Consequently, the All-Share Index shed 0.2% w/w to close at 47,202.30 points. Accordingly, the MTD and YTD returns moderated to +1.2% and +10.5%, respectively.
Trading in the top three equities namely Access Bank Plc, Guaranty Trust Holding Company Plc, and Fidelity Bank Plc, (measured by volume) accounted for 316.758 million shares worth N4.353 billion in 3,476 deals, contributing 23.80% and 19.18% to the total equity turnover volume and value respectively.
Activity levels were mixed as volume traded declined by 25.4% w/w while value traded rose by 15.4% w/w. Performance across sectors was broadly positive, as the Banking (+2.3%), Insurance (+1.5%), Consumer Goods (+1.3%), Oil and Gas (+0.3%), and Industrial Goods (+0.1%) indices all closed in green.
The Financial Services Industry (measured by volume) led the activity chart with 886.121 million shares valued at N10.058 billion traded in 11.563 deals; thus contributing 66.60% and 44.31% to the total equity turnover volume and value respectively. The Consumer Goods Industry followed with 107.592 million shares worth N4.472 billion in 3,833 deals. The third place was The Conglomerates Industry, with a turnover of 102.192 million shares worth N198.077 million in 1,008 deals.
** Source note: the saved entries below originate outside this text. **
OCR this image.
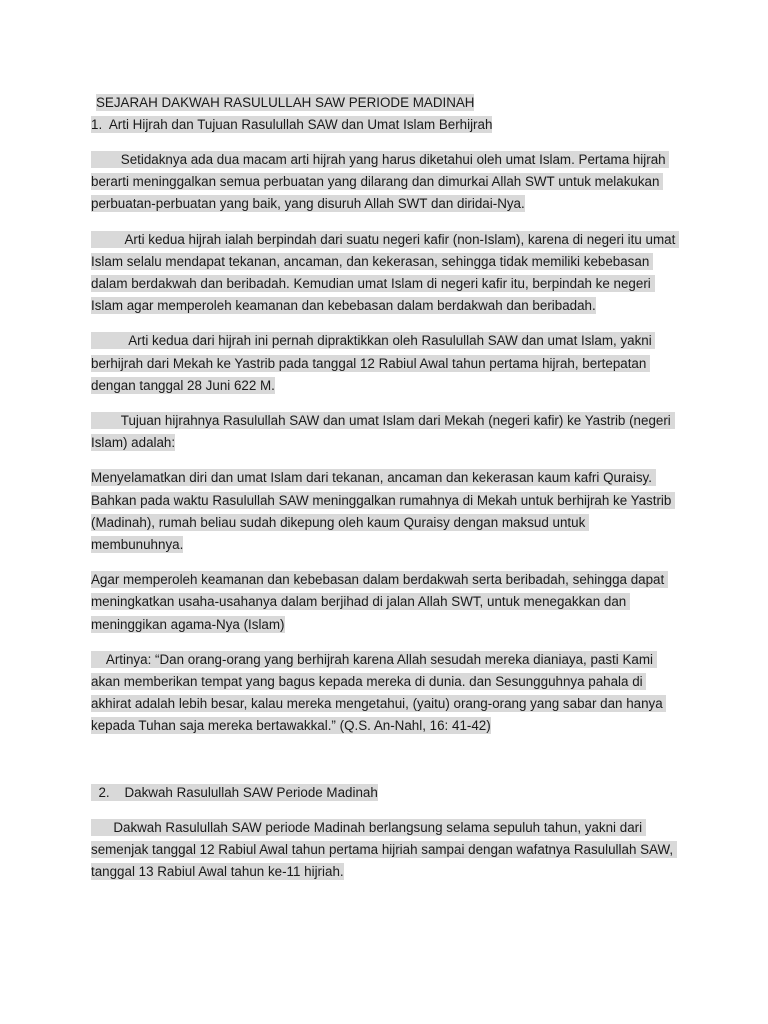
SEJARAH DAKWAH RASULULLAH SAW PERIODE MADINAH
1.  Arti Hijrah dan Tujuan Rasulullah SAW dan Umat Islam Berhijrah

Setidaknya ada dua macam arti hijrah yang harus diketahui oleh umat Islam. Pertama hijrah berarti meninggalkan semua perbuatan yang dilarang dan dimurkai Allah SWT untuk melakukan perbuatan-perbuatan yang baik, yang disuruh Allah SWT dan diridai-Nya.

Arti kedua hijrah ialah berpindah dari suatu negeri kafir (non-Islam), karena di negeri itu umat Islam selalu mendapat tekanan, ancaman, dan kekerasan, sehingga tidak memiliki kebebasan dalam berdakwah dan beribadah. Kemudian umat Islam di negeri kafir itu, berpindah ke negeri Islam agar memperoleh keamanan dan kebebasan dalam berdakwah dan beribadah.

Arti kedua dari hijrah ini pernah dipraktikkan oleh Rasulullah SAW dan umat Islam, yakni berhijrah dari Mekah ke Yastrib pada tanggal 12 Rabiul Awal tahun pertama hijrah, bertepatan dengan tanggal 28 Juni 622 M.

Tujuan hijrahnya Rasulullah SAW dan umat Islam dari Mekah (negeri kafir) ke Yastrib (negeri Islam) adalah:

Menyelamatkan diri dan umat Islam dari tekanan, ancaman dan kekerasan kaum kafri Quraisy. Bahkan pada waktu Rasulullah SAW meninggalkan rumahnya di Mekah untuk berhijrah ke Yastrib (Madinah), rumah beliau sudah dikepung oleh kaum Quraisy dengan maksud untuk membunuhnya.

Agar memperoleh keamanan dan kebebasan dalam berdakwah serta beribadah, sehingga dapat meningkatkan usaha-usahanya dalam berjihad di jalan Allah SWT, untuk menegakkan dan meninggikan agama-Nya (Islam)

Artinya: “Dan orang-orang yang berhijrah karena Allah sesudah mereka dianiaya, pasti Kami akan memberikan tempat yang bagus kepada mereka di dunia. dan Sesungguhnya pahala di akhirat adalah lebih besar, kalau mereka mengetahui, (yaitu) orang-orang yang sabar dan hanya kepada Tuhan saja mereka bertawakkal.” (Q.S. An-Nahl, 16: 41-42)

2.    Dakwah Rasulullah SAW Periode Madinah

Dakwah Rasulullah SAW periode Madinah berlangsung selama sepuluh tahun, yakni dari semenjak tanggal 12 Rabiul Awal tahun pertama hijriah sampai dengan wafatnya Rasulullah SAW, tanggal 13 Rabiul Awal tahun ke-11 hijriah.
Analysts at Cordros Research say they expect investors to take advantage of the moderation in the share prices to make a re-entry in dividend-paying stocks ahead of subsequent 2021FY earnings releases. However, they believe investors will remain reluctant to leave gains in the market.
‘’As such, we expect intermittent profit-taking to continue due to uncertainties about the direction of yields in the FI market. Notwithstanding, we advise investors to take positions in only fundamentally justified stocks as the unimpressive macro story remains a significant headwind for corporate earnings.’’
Meanwhile, global stocks posted broadly positive performances bolstered by solid earnings releases. However, global equities pared gains later in the week following hotter-than-expected US inflation data, which reignited fears of a more hawkish Fed. Accordingly, US (DJIA: +0.4%; S&P 500: +0.1%) stocks were set for a weekly gain following robust earnings from tech stocks.
European markets (STOXX Europe: +2.2%; and FTSE 100: +2.1%) were buoyed by the rebound in tourism stocks amid easing geopolitical tensions between Russia and Ukraine.
In Asia, the Japanese Nikkei 225: (+0.9%) was on course to end the week in the green on the back of the positive sentiments on Wall Street. Likewise, the SSE: (+3.0%) closed higher as gains in Chinese property developers and Alibaba Group Holding buoyed sentiments.
Emerging markets (MSCI EM: +2.5%) and Frontier (MSCI FM: +1.0%) market stocks mirrored the bullish trend across global stocks consequent upon gains in China (+3.0%) and Kuwait (+0.6%), respectively.